After recalling the events on Earth, I cried again,
letting my father soak in the information. He wasn’t sure how to advise me. The fatherly side selfishly hoarded his daughter and didn’t feel any human was worthy of me sacrificing that much to be with. The man aside from the father could fathom, based on the evidence presented before him, that the human cared for me, and that I in return felt the same. He knew what it felt like to be infatuated, and wasn’t entirely sure it was anything more than that.
He wanted to say to me to end it now, it’s too dangerous,
take a break from painting and you will find love, but he wasn’t entirely sure even he believed that. In his experience, true love wasn’t like a flower that was bound to reappear each year in a different form.
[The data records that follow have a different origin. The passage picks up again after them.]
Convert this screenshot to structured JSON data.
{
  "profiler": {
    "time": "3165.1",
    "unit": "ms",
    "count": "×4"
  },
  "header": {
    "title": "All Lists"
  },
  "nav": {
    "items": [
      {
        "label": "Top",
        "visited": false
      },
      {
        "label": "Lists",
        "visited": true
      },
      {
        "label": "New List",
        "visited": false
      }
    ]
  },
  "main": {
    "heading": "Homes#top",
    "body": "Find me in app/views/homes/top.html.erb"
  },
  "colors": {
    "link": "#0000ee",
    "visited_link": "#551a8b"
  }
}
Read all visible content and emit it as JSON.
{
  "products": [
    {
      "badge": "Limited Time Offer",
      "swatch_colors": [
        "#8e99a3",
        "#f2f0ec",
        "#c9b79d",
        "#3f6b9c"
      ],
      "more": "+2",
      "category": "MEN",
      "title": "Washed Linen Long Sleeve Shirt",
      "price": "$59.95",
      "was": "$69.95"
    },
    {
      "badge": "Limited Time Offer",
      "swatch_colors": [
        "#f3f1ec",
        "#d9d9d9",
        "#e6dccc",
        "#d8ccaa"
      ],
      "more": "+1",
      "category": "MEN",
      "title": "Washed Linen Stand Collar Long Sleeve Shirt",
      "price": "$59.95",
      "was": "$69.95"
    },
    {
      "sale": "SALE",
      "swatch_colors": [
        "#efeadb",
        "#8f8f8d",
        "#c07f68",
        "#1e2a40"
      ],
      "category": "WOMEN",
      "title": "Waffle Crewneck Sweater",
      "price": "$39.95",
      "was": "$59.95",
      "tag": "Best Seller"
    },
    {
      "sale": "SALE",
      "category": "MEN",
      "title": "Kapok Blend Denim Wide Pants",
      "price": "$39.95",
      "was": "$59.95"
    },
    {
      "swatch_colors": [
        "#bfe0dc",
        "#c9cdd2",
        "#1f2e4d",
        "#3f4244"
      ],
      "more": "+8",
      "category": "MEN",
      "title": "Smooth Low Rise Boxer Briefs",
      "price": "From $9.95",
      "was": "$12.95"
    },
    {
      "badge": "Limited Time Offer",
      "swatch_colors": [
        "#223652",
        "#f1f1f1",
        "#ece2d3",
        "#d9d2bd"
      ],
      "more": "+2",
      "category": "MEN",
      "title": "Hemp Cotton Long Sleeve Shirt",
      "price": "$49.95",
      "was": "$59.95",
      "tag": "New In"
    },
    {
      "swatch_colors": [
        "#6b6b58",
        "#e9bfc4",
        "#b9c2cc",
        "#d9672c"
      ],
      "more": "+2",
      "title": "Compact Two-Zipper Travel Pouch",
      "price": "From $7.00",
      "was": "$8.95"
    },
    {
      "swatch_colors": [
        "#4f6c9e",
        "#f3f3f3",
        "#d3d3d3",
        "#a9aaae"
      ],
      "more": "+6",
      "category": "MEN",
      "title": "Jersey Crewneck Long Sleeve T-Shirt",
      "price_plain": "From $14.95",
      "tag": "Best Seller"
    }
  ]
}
It occurred once, and you either hopped on the ride, or settled for a less consuming love. Now his gut, a thing he often relied upon, told him that there was something heavy weighing upon my decisions regarding this human, and yet he didn’t know to which way he should encourage me.
“Honey, there are so many conflicting messages I want you to receive. Right now, what I am going to advise is to give him the ‘ultimate test’. If he passes, then we will know more on what your next move should be, same with if he fails.”
I took a deep breath, to steady my voice, “You mean tell him? Tell him everything?”
It was against every rule he’d ever taught me.
There was so much at stake by doing so, in so many ways. He couldn’t bring himself to say anything and instead nodded. I was terrified of the possible results of such an action, and yet I had no idea that my father was far more terrified than I. He had advised something normally frowned upon by the Keepers of the Brush, but more importantly, either way, I would lose someone I cared about.
My choice was fairly simple: no Jack or two centuries without my family?